Alright, where's a girl like me supposed to go to buy toilet paper these days? Or toothpaste? Or mascara? Target has always been my go-to store for, well, pretty much everything, but since you died, I swear it's turned into a mecca of babies and pregnant people. It was probably full of them before, but I guess I never noticed. Seriously, do all the new moms in town call up all the expectant moms in town and decide to all meet up for one big, happy baby-fest at Target every time I go there? I've tried to avoid going during peak "baby hours," and plan most of my Target runs for after-dark, when all these little children should be at home in bed, but no. There's no avoiding them at Target.

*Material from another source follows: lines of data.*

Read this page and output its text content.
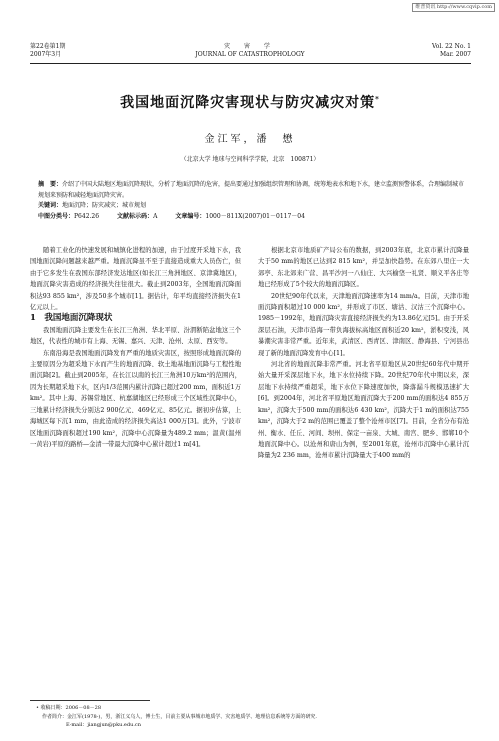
维普资讯 http://www.cqvip.com
第22卷第1期
2007年3月
灾 害 学
JOURNAL OF CATASTROPHOLOGY
Vol. 22 No. 1
Mar. 2007
我国地面沉降灾害现状与防灾减灾对策*
金江军，潘　懋
（北京大学 地球与空间科学学院，北京　100871）
摘　要：介绍了中国大陆地区地面沉降现状，分析了地面沉降的危害，提出要通过加强组织管理和协调，统筹地表水和地下水，建立监测预警体系，合理编制城市规划来预防和减轻地面沉降灾害。
关键词：地面沉降；防灾减灾；城市规划
中图分类号：P642.26	文献标示码：A	文章编号：1000－811X(2007)01－0117－04

随着工业化的快速发展和城镇化进程的加速，由于过度开采地下水，我国地面沉降问题越来越严重。地面沉降虽不至于直接造成重大人员伤亡，但由于它多发生在我国东部经济发达地区(如长江三角洲地区、京津冀地区)，地面沉降灾害造成的经济损失往往很大。截止到2003年，全国地面沉降面积达93 855 km²，涉及50多个城市[1]。据估计，年平均直接经济损失在1亿元以上。

1　我国地面沉降现状

我国地面沉降主要发生在长江三角洲、华北平原、汾渭断陷盆地这三个地区，代表性的城市有上海、无锡、嘉兴、天津、沧州、太原、西安等。

东南沿海是我国地面沉降发育严重的地质灾害区，按照形成地面沉降的主要原因分为超采地下水而产生的地面沉降、软土地基地面沉降与工程性地面沉降[2]。截止到2005年，在长江以南的长江三角洲10万km²的范围内，因为长期超采地下水，区内1/3范围内累计沉降已超过200 mm，面积近1万km²。其中上海、苏锡常地区、杭嘉湖地区已经形成三个区域性沉降中心，三地累计经济损失分别达2 900亿元、469亿元、85亿元。据初步估算，上海城区每下沉1 mm，由此造成的经济损失高达1 000万[3]。此外，宁波市区地面沉降面积超过190 km²，沉降中心沉降量为489.2 mm；温黄(温州一黄岩)平原的路桥—金清一带最大沉降中心累计超过1 m[4]。

根据北京市地质矿产局公布的数据，到2003年底，北京市累计沉降量大于50 mm的地区已达到2 815 km²，并呈加快趋势。在东郊八里庄一大郊亭、东北郊来广营、昌平沙河一八仙庄、大兴榆垡一礼贤、顺义平各庄等地已经形成了5个较大的地面沉降区。

20世纪90年代以来，天津地面沉降速率为14 mm/a。目前，天津市地面沉降面积超过10 000 km²，并形成了市区、塘沽、汉沽三个沉降中心。1985－1992年，地面沉降灾害直接经济损失约为13.86亿元[5]。由于开采深层石油，天津市沿海一带负海拔标高地区面积近20 km²，淤积变浅，风暴潮灾害非常严重。近年来，武清区、西青区、津南区、静海县、宁河县出现了新的地面沉降发育中心[1]。

河北省的地面沉降非常严重。河北省平原地区从20世纪60年代中期开始大量开采深层地下水，地下水位持续下降。20世纪70年代中期以来，深层地下水持续严重超采，地下水位下降速度加快，降落漏斗规模迅速扩大[6]。到2004年，河北省平原地区地面沉降大于200 mm的面积达4 855万km²，沉降大于500 mm的面积达6 430 km²，沉降大于1 m的面积达755 km²，沉降大于2 m的范围已覆盖了整个沧州市区[7]。目前，全省分布有沧州、衡水、任丘、河间、坝州、保定一亩泉、大城、南宫、肥乡、邯郸10个地面沉降中心。以沧州和唐山为例，至2001年底，沧州市沉降中心累计沉降量为2 236 mm，沧州市累计沉降量大于400 mm的

• 收稿日期：2006－08－28
作者简介：金江军(1978-)，男，浙江义乌人，博士生，目前主要从事城市地质学、灾害地质学、地理信息系统等方面的研究.
E-mail：jiangjun@pku.edu.cn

That store is absolutely crawling with two types of people I hate seeing most: super happy, attentive moms with adorable babies in their carts (because I am insanely jealous of them), and super crabby, worn-down moms yelling at their young children to "STOP TOUCHING EVERYTHING!" (because they must not realize how lucky they are to have a child to yell at).
I think Target should start banning pregnant women and babies under the age of two between the hours of 9 and 10pm. They could call it the "baby-free zone," or something like that. They could hire a "bouncer" to sit outside the store and enforce this new policy. "I'm sorry, Ma'am, but that child you have looks a bit too young to enter the store at this time. Please come back tomorrow morning. We open at 8."
Just an hour. That's all I ask. One hour in my blessed Target where I can pick up my salad dressing and bath towels and plunger in peace. One hour where I can walk down the aisles without having to stare at the ground, knowing that the second I look up, everything I wanted but do not have, will be staring me right in the face.
It's weird, more than the trips to the zoo, or big family vacations, it's all the random Target runs the two of us will never take together that make me the saddest to think about, Baby. I so wish I was a part of the baby-fest rather than just a jealous by-stander. I wish you were here so much.